Mais comme les libéraux deviennent un poil allergiques quand la Sécurité sociale veut par exemple imposer le tiers payant, les médecins du travail salarié ne supportent pas plus de voir leur autonomie battue en brèche. Or, l’idée automnale du conseil de simplification de déléguer une partie des visites médicales aux médecins généralistes, sans aucune concertation préalable avec les médecins du travail, a eu le grand mérite de braquer ces derniers avec à la clef une pétition recueillant 3 700 signatures. Face à une véritable fronde, symptomatique du manque de reconnaissance dont souffrent les médecins du travail, l’exécutif a préféré faire marche arrière et annoncer une mission parlementaire. Reste que  les positions ne sont pas si figées qu’elles peuvent sembler l’être. « La visite médicale tous les 6 mois pour les travailleurs de nuit n’a aucune utilité. Peu de services l’assument. Une action pluridisciplinaire annuelle en santé au travail serait bien plus utile », souligne Bernard Salengro, président du syndicat CFE-CGC santé au travail.

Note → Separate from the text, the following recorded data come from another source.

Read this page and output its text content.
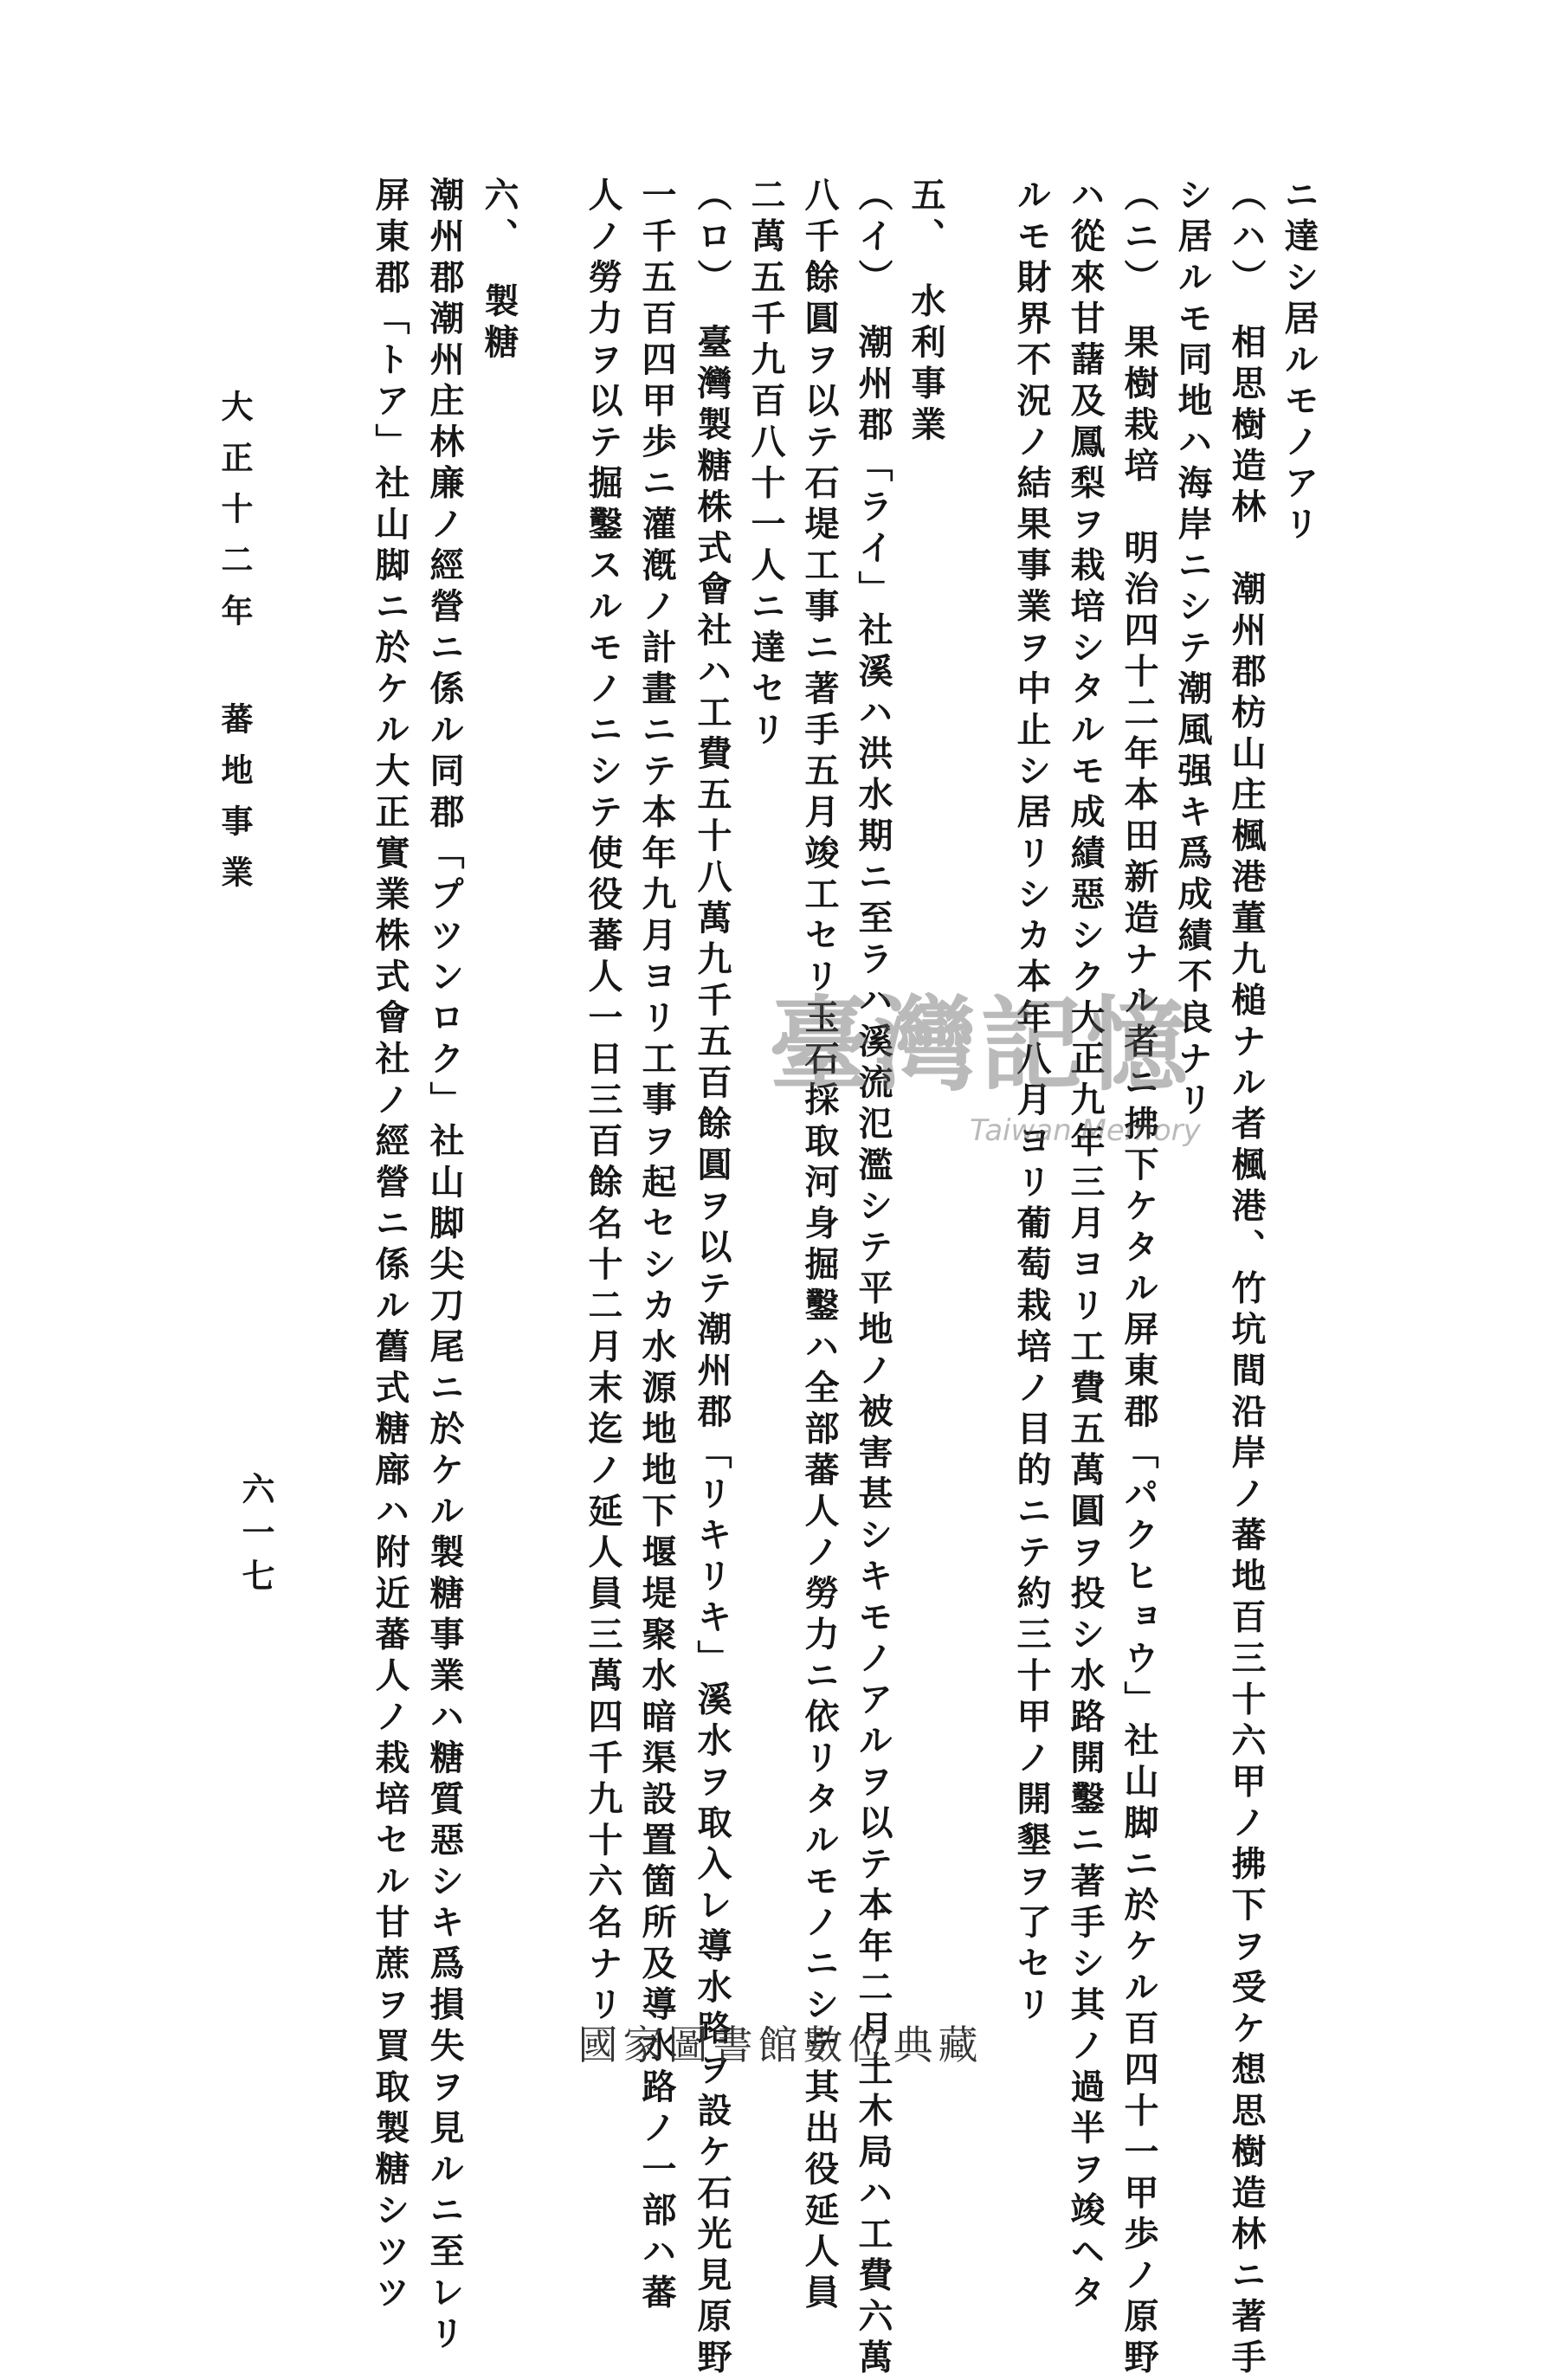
六一七
大正十二年 蕃地事業
ニ達シ居ルモノアリ
（ハ）　相思樹造林　潮州郡枋山庄楓港董九槌ナル者楓港、竹坑間沿岸ノ蕃地百三十六甲ノ拂下ヲ受ケ想思樹造林ニ著手
シ居ルモ同地ハ海岸ニシテ潮風强キ爲成績不良ナリ
（ニ）　果樹栽培　明治四十二年本田新造ナル者ニ拂下ケタル屏東郡「パクヒョウ」社山脚ニ於ケル百四十一甲歩ノ原野
ハ從來甘藷及鳳梨ヲ栽培シタルモ成績惡シク大正九年三月ヨリ工費五萬圓ヲ投シ水路開鑿ニ著手シ其ノ過半ヲ竣ヘタ
ルモ財界不況ノ結果事業ヲ中止シ居リシカ本年八月ヨリ葡萄栽培ノ目的ニテ約三十甲ノ開墾ヲ了セリ
五、　水利事業
（イ）　潮州郡「ライ」社溪ハ洪水期ニ至ラハ溪流氾濫シテ平地ノ被害甚シキモノアルヲ以テ本年二月土木局ハ工費六萬
八千餘圓ヲ以テ石堤工事ニ著手五月竣工セリ玉石採取河身掘鑿ハ全部蕃人ノ勞力ニ依リタルモノニシテ其出役延人員
二萬五千九百八十一人ニ達セリ
（ロ）　臺灣製糖株式會社ハ工費五十八萬九千五百餘圓ヲ以テ潮州郡「リキリキ」溪水ヲ取入レ導水路ヲ設ケ石光見原野
一千五百四甲歩ニ灌漑ノ計畫ニテ本年九月ヨリ工事ヲ起セシカ水源地地下堰堤聚水暗渠設置箇所及導水路ノ一部ハ蕃
人ノ勞力ヲ以テ掘鑿スルモノニシテ使役蕃人一日三百餘名十二月末迄ノ延人員三萬四千九十六名ナリ
六、　製糖
潮州郡潮州庄林廉ノ經營ニ係ル同郡「プツンロク」社山脚尖刀尾ニ於ケル製糖事業ハ糖質惡シキ爲損失ヲ見ルニ至レリ
屏東郡「トア」社山脚ニ於ケル大正實業株式會社ノ經營ニ係ル舊式糖廍ハ附近蕃人ノ栽培セル甘蔗ヲ買取製糖シツツ	臺灣記憶
Taiwan Memory
國家圖書館數位典藏
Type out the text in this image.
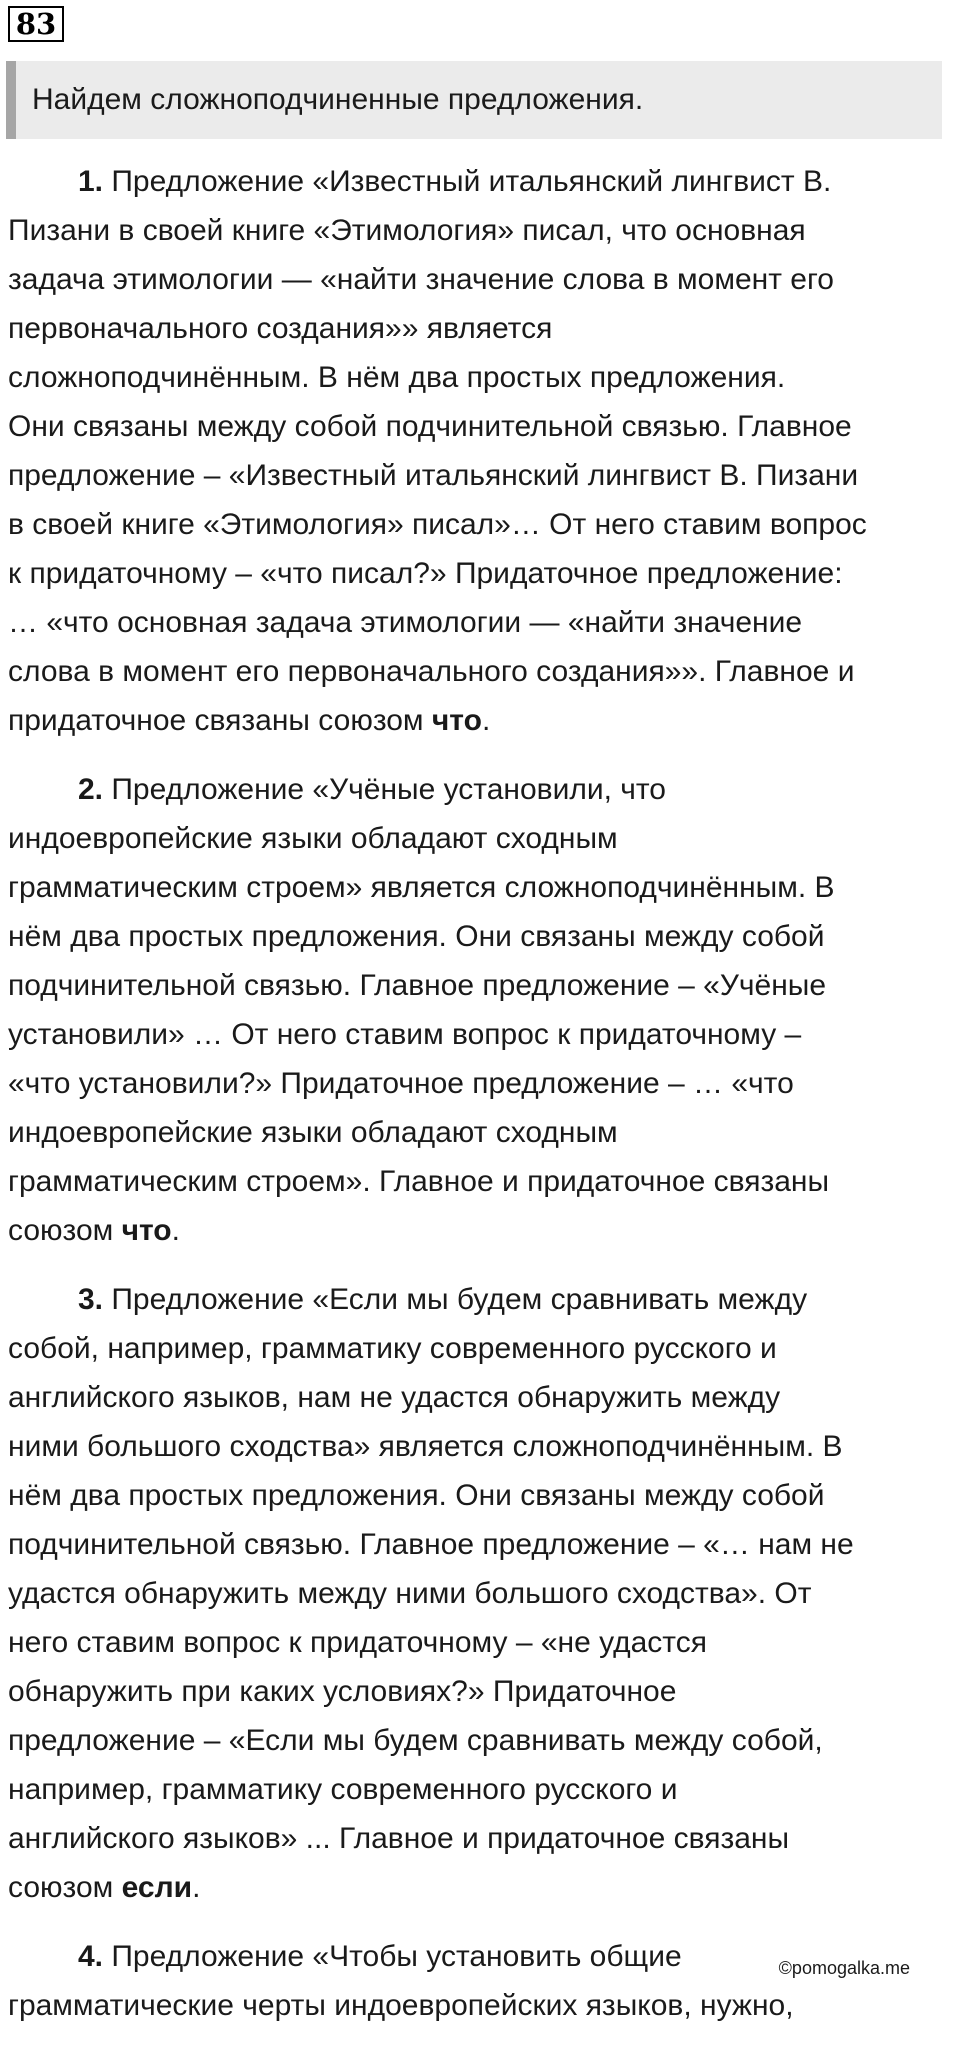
83
Найдем сложноподчиненные предложения.
1. Предложение «Известный итальянский лингвист В.
Пизани в своей книге «Этимология» писал, что основная
задача этимологии — «найти значение слова в момент его
первоначального создания»» является
сложноподчинённым. В нём два простых предложения.
Они связаны между собой подчинительной связью. Главное
предложение – «Известный итальянский лингвист В. Пизани
в своей книге «Этимология» писал»… От него ставим вопрос
к придаточному – «что писал?» Придаточное предложение:
… «что основная задача этимологии — «найти значение
слова в момент его первоначального создания»». Главное и
придаточное связаны союзом что.
2. Предложение «Учёные установили, что
индоевропейские языки обладают сходным
грамматическим строем» является сложноподчинённым. В
нём два простых предложения. Они связаны между собой
подчинительной связью. Главное предложение – «Учёные
установили» … От него ставим вопрос к придаточному –
«что установили?» Придаточное предложение – … «что
индоевропейские языки обладают сходным
грамматическим строем». Главное и придаточное связаны
союзом что.
3. Предложение «Если мы будем сравнивать между
собой, например, грамматику современного русского и
английского языков, нам не удастся обнаружить между
ними большого сходства» является сложноподчинённым. В
нём два простых предложения. Они связаны между собой
подчинительной связью. Главное предложение – «… нам не
удастся обнаружить между ними большого сходства». От
него ставим вопрос к придаточному – «не удастся
обнаружить при каких условиях?» Придаточное
предложение – «Если мы будем сравнивать между собой,
например, грамматику современного русского и
английского языков» ... Главное и придаточное связаны
союзом если.
4. Предложение «Чтобы установить общие
грамматические черты индоевропейских языков, нужно,
©pomogalka.me
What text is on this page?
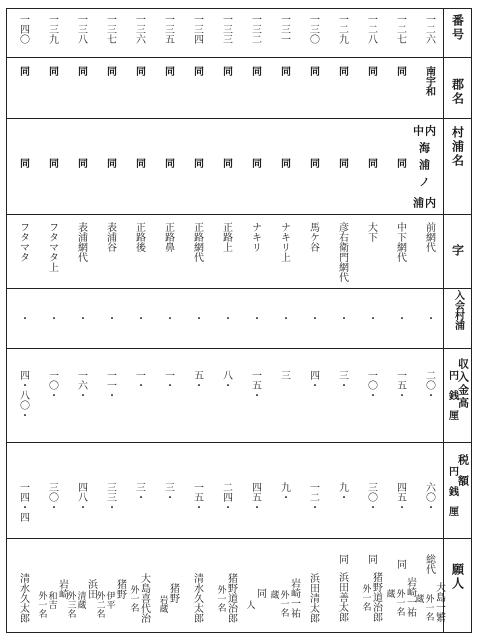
番号
郡名
村浦名
字
入会村浦
収入金高
円
銭
厘
税
額
円
銭
厘
願人
中 内
海浦ノ
浦 内
一二六
南宇和
前網代
・
二〇・
六〇・
総代
大島一繁
外一名
蔵
一二七
同
同
中下網代
・
一五・
四五・
同
岩崎一祐
外一名
蔵
一二八
同
同
大下
・
一〇・
三〇・
同
猪野道治郎
外一名
一二九
同
同
彦右衛門網代
・
三・
九・
同
浜田善太郎
一三〇
同
同
馬ケ谷
・
四・
一二・
浜田清太郎
一三一
同
同
ナキリ上
・
三
九・
岩崎一祐
外一名
蔵
一三二
同
同
ナキリ
・
一五・
四五・
同
人
一三三
同
同
正路上
・
八・
二四・
猪野道治郎
外一名
一三四
同
同
正路網代
・
五・
一五・
清水久太郎
一三五
同
同
正路鼻
・
一・
三・
猪野
岩蔵
一三六
同
同
正路後
・
一・
三・
大島喜代治
外一名
一三七
同
同
表浦谷
・
一一・
三三・
猪野
伊平
外二名
一三八
同
同
表浦網代
・
一六・
四八・
浜田
清蔵
外三名
一三九
同
同
フタマタ上
・
一〇・
三〇・
岩崎
和吉
外一名
一四〇
同
同
フタマタ
・
四・八〇・
一四・四
清水久太郎
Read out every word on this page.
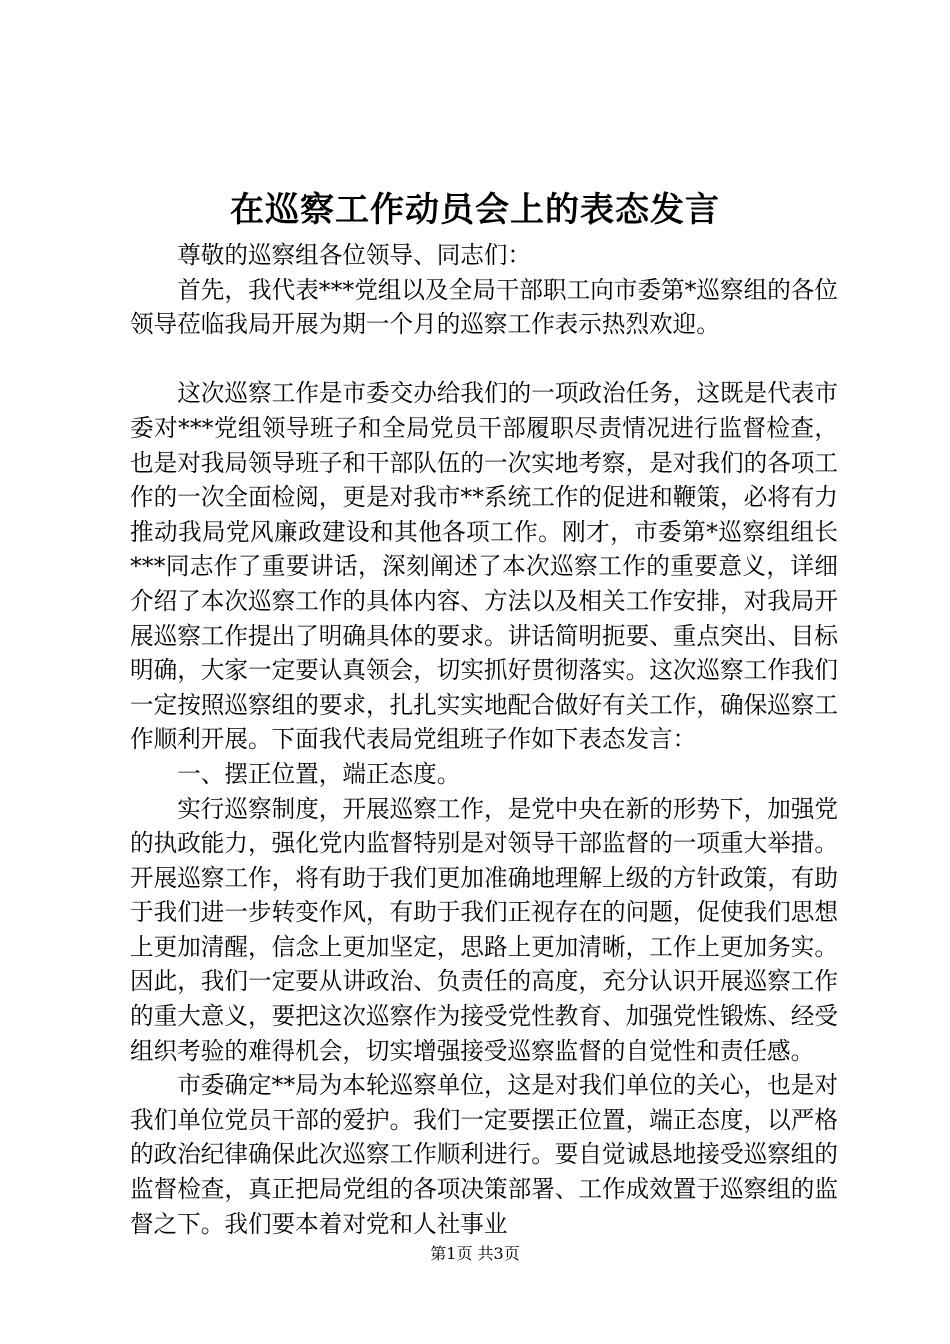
在巡察工作动员会上的表态发言

尊敬的巡察组各位领导、同志们：

首先，我代表***党组以及全局干部职工向市委第*巡察组的各位领导莅临我局开展为期一个月的巡察工作表示热烈欢迎。

这次巡察工作是市委交办给我们的一项政治任务，这既是代表市委对***党组领导班子和全局党员干部履职尽责情况进行监督检查，也是对我局领导班子和干部队伍的一次实地考察，是对我们的各项工作的一次全面检阅，更是对我市**系统工作的促进和鞭策，必将有力推动我局党风廉政建设和其他各项工作。刚才，市委第*巡察组组长***同志作了重要讲话，深刻阐述了本次巡察工作的重要意义，详细介绍了本次巡察工作的具体内容、方法以及相关工作安排，对我局开展巡察工作提出了明确具体的要求。讲话简明扼要、重点突出、目标明确，大家一定要认真领会，切实抓好贯彻落实。这次巡察工作我们一定按照巡察组的要求，扎扎实实地配合做好有关工作，确保巡察工作顺利开展。下面我代表局党组班子作如下表态发言：

一、摆正位置，端正态度。

实行巡察制度，开展巡察工作，是党中央在新的形势下，加强党的执政能力，强化党内监督特别是对领导干部监督的一项重大举措。开展巡察工作，将有助于我们更加准确地理解上级的方针政策，有助于我们进一步转变作风，有助于我们正视存在的问题，促使我们思想上更加清醒，信念上更加坚定，思路上更加清晰，工作上更加务实。因此，我们一定要从讲政治、负责任的高度，充分认识开展巡察工作的重大意义，要把这次巡察作为接受党性教育、加强党性锻炼、经受组织考验的难得机会，切实增强接受巡察监督的自觉性和责任感。

市委确定**局为本轮巡察单位，这是对我们单位的关心，也是对我们单位党员干部的爱护。我们一定要摆正位置，端正态度，以严格的政治纪律确保此次巡察工作顺利进行。要自觉诚恳地接受巡察组的监督检查，真正把局党组的各项决策部署、工作成效置于巡察组的监督之下。我们要本着对党和人社事业

第1页 共3页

Même sur la visite médicale à l’embauche il y a matière à faire bouger des lignes, avec méthode et pas dans une juste logique simplificatrice.

Le conseil de la simplification tenait aussi à clarifier le million d’aptitudes « avec restrictions » ou « avec aménagement de poste » délivrés par les médecins du travail.  Marche arrière toute également alors que, là aussi, il y a matière à discuter. « L’avis d’aptitude vise juste à éliminer les salariés qui représentent plus de risques que la moyenne, à un poste donné », lance le sociologue Pascal Marichalar, chargé de recherches au CNRS et auteur de Médecin du travail, médecin du patron ? (éditions Presses de Sciences-Po, 2014).

Des médecins du travail d'autant plus chatouilleux qu'ils considèrent que leur discipline est mal aimée : des employeurs, des salariés et des confrères libéraux... À partir de là, les médecins du travail s’arc-boutent sur une indépendance de plus en plus difficile à maintenir. « Si l’employeur n’a pas le droit de s’immiscer dans les décisions médicales, il a un pouvoir au niveau administratif, à travers les moyens donnés et le contrôle de l’emploi du temps », considère Pascal Marichalar tandis que le Dr Dominique Huez souligne la pression des employeurs qui pèse dès lors qu’un médecin du travail fait un lien entre une pathologie et les conditions de travail. Mieux vaut que le lien soit strictement factuel…

Entre 2011 et 2015, 529 postes d’internat auront été proposés. Pas de quoi infléchir la baisse des effectifs surtout que les places restent partiellement vacantes. « Il faudrait que les médecins du travail puissent venir témoigner devant les jeunes étudiants en médecine pour montrer que c’est un exercice qui peut être passionnant et en tout cas beaucoup plus vivant et mieux inséré dans la vie active que bien des spécialités », concède Bernard Salengro. L’occasion notamment de travailler avec les intervenants en prévention des risques professionnels (IPRP) que sont les  psychologues, les ergonomes, ou encore les toxicologues dont les effectifs grossissent en revanche dans les services de santé inter-entreprises. C’est en effet la réforme de 2011 qui a mis en avant la notion d’équipe pluridisciplinaire mais en faisant l’impasse sur l’articulation avec les médecins généralistes.